The government’s decision to delay several public investments will weigh heavily on capital expenditures and Hungary’s export-oriented electronics and automotive sectors could see the impact of the slowdown at its major foreign markets in the EU. In the corporate sector – in both manufacturing and services – a significant number of companies are going out of business or reducing working hours due to skyrocketing energy costs. Big data also suggests the economy has been on a downtrend, which will show up in fourth-quarter GDP data. ING expects GDP to contract by 1.0-1.5% on a quarterly basis in the last three months of 2022.
The market sees Hungary’s economy bottoming out in the first quarter of 2023 and a significant improvement is expected from the second quarter, supported by improving purchasing power as inflation eases and interest rates retreat. New capacities in the industry could lift output if the global economy recovers faster than expected, analysts said.
In light of the latest GDP data, ING expects a positive zero (0.1-0.2%) GDP growth on average in 2023. This forecast assumes that Hungary will be able to close the Rule of Law procedure and meet much-needed milestones to get EU transfers, which will start supporting the real economy during late 2023.

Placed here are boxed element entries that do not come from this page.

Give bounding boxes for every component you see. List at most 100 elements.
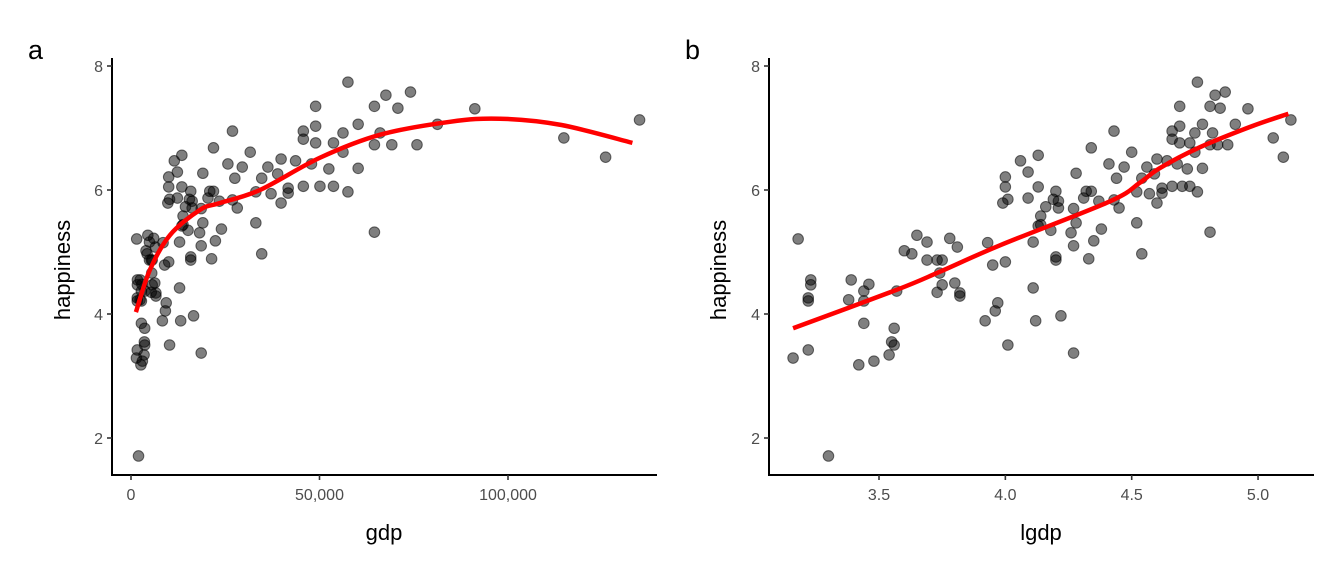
panel-b-y-tick-label: 8 xyxy=(751,59,760,76)
panel-b-data-point xyxy=(888,322,900,335)
panel-a-data-point xyxy=(314,180,326,193)
panel-b-data-point xyxy=(999,181,1012,193)
panel-b-x-tick-label: 4.0 xyxy=(994,487,1016,504)
panel-a-data-point xyxy=(368,226,381,238)
panel-a-data-point xyxy=(309,100,322,113)
panel-b-data-point xyxy=(997,197,1009,209)
panel-a-data-point xyxy=(352,118,364,131)
panel-a-data-point xyxy=(368,138,381,151)
panel-b-data-point xyxy=(1032,149,1045,162)
panel-b-data-point xyxy=(1082,253,1095,265)
panel-a-data-point xyxy=(215,223,228,235)
panel-a-y-axis-title: happiness xyxy=(50,220,75,320)
panel-b-data-point xyxy=(845,274,858,286)
panel-b-data-point xyxy=(852,359,865,371)
panel-b-data-point xyxy=(1191,76,1204,88)
panel-b-x-tick-label: 4.5 xyxy=(1121,487,1143,504)
panel-b-data-point xyxy=(999,256,1012,268)
panel-b-data-point xyxy=(1029,315,1042,327)
panel-a-data-point xyxy=(187,310,200,322)
panel-b-data-point xyxy=(943,232,956,245)
panel-b-data-point xyxy=(1113,202,1125,214)
panel-a-data-point xyxy=(197,167,209,180)
panel-a-data-point xyxy=(558,132,570,144)
panel-b-smooth-line xyxy=(792,111,1290,331)
panel-a-data-point xyxy=(404,86,417,98)
panel-a-data-point xyxy=(171,192,184,204)
panel-a-data-point xyxy=(411,138,423,151)
panel-a-data-point xyxy=(205,253,218,265)
panel-b-data-point xyxy=(1141,161,1153,173)
panel-b-data-point xyxy=(1055,310,1067,322)
panel-a-data-point xyxy=(171,166,184,178)
panel-b-x-tick-label: 3.5 xyxy=(868,487,890,504)
panel-b-data-point xyxy=(1214,102,1226,114)
panel-b-data-point xyxy=(1050,254,1062,266)
panel-b-data-point xyxy=(906,248,918,260)
panel-b-data-point xyxy=(863,278,875,291)
panel-a-data-point xyxy=(173,236,186,248)
panel-b-data-point xyxy=(1067,240,1080,252)
panel-b-data-point xyxy=(954,290,966,302)
panel-b-y-axis-title: happiness xyxy=(706,220,731,320)
panel-a-data-point xyxy=(159,305,172,317)
panel-a-data-point xyxy=(262,161,274,173)
panel-a-data-point xyxy=(195,240,208,252)
panel-b-data-point xyxy=(1130,217,1143,229)
panel-a-data-point xyxy=(162,181,175,193)
panel-a-data-point xyxy=(150,290,162,302)
panel-a-data-point xyxy=(162,171,175,183)
panel-b-data-point xyxy=(1206,127,1219,139)
panel-a-data-point xyxy=(368,100,381,113)
panel-a-data-point xyxy=(195,347,208,359)
panel-a-data-point xyxy=(289,155,302,167)
panel-b-y-tick-label: 4 xyxy=(751,307,760,324)
panel-a-data-point xyxy=(138,349,150,361)
panel-b-data-point xyxy=(1039,200,1052,213)
panel-b-data-point xyxy=(888,339,900,351)
panel-a-data-point xyxy=(633,114,646,126)
panel-b-data-point xyxy=(1067,202,1080,215)
panel-b-data-point xyxy=(1052,202,1065,214)
panel-a-smooth-line xyxy=(133,116,633,313)
panel-a-data-point xyxy=(265,187,277,200)
panel-a-data-point xyxy=(309,137,322,149)
panel-b-data-point xyxy=(981,236,994,249)
panel-a-data-point xyxy=(327,137,340,149)
panel-a-data-point xyxy=(275,197,287,209)
panel-b-data-point xyxy=(1103,158,1115,170)
panel-b-data-point xyxy=(1067,347,1080,359)
panel-a-data-point xyxy=(209,235,222,247)
panel-b-data-point xyxy=(1242,102,1254,115)
panel-a-data-point xyxy=(352,162,364,175)
panel-b-data-point xyxy=(1204,226,1216,238)
panel-a-data-point xyxy=(342,186,354,198)
panel-b-y-tick-label: 2 xyxy=(751,431,760,448)
panel-b-data-point xyxy=(1070,217,1082,229)
panel-b-data-point xyxy=(1032,181,1045,193)
panel-a-tag: a xyxy=(28,35,44,65)
panel-b-data-point xyxy=(1229,118,1242,131)
panel-b-data-point xyxy=(1108,125,1120,137)
panel-a-data-point xyxy=(231,202,244,214)
panel-a-data-point xyxy=(162,256,175,268)
panel-b-data-point xyxy=(1166,180,1178,193)
panel-a-data-point xyxy=(250,217,262,229)
panel-b-data-point xyxy=(1095,223,1108,235)
panel-b-data-point xyxy=(979,315,991,327)
panel-a-data-point xyxy=(469,102,481,115)
panel-a-plot-area: 2 4 6 8 0 50,000 100,000 xyxy=(94,58,657,504)
panel-a-x-axis-title: gdp xyxy=(366,520,403,545)
panel-b-data-point xyxy=(936,254,948,266)
panel-a-data-point xyxy=(297,180,310,193)
panel-b-data-point xyxy=(1156,187,1168,199)
panel-b-data-point xyxy=(1136,248,1148,260)
panel-b-data-point xyxy=(822,450,835,462)
panel-b-data-point xyxy=(1143,187,1156,200)
panel-a-data-point xyxy=(182,224,194,237)
panel-b-data-point xyxy=(921,236,933,248)
panel-b-data-point xyxy=(883,349,895,361)
panel-b-data-point xyxy=(1085,185,1098,198)
panel-a-data-point xyxy=(156,315,169,327)
panel-a-data-point xyxy=(222,158,234,170)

Magyar Bankholding cut its growth forecast to below 5% from 5.3% but left its 2023 target unchanged at 0.4%. The European Commission in a recent report raised its 2022 guidance from 5.2% to 5.5% but cut its 2023 estimate to 0.1% from 2.1%. The Commission noted that the forecast is based on the assumption that Hungary reaches an agreement with the European Commission on the release of EU transfers, which could support the economy from H2 2023.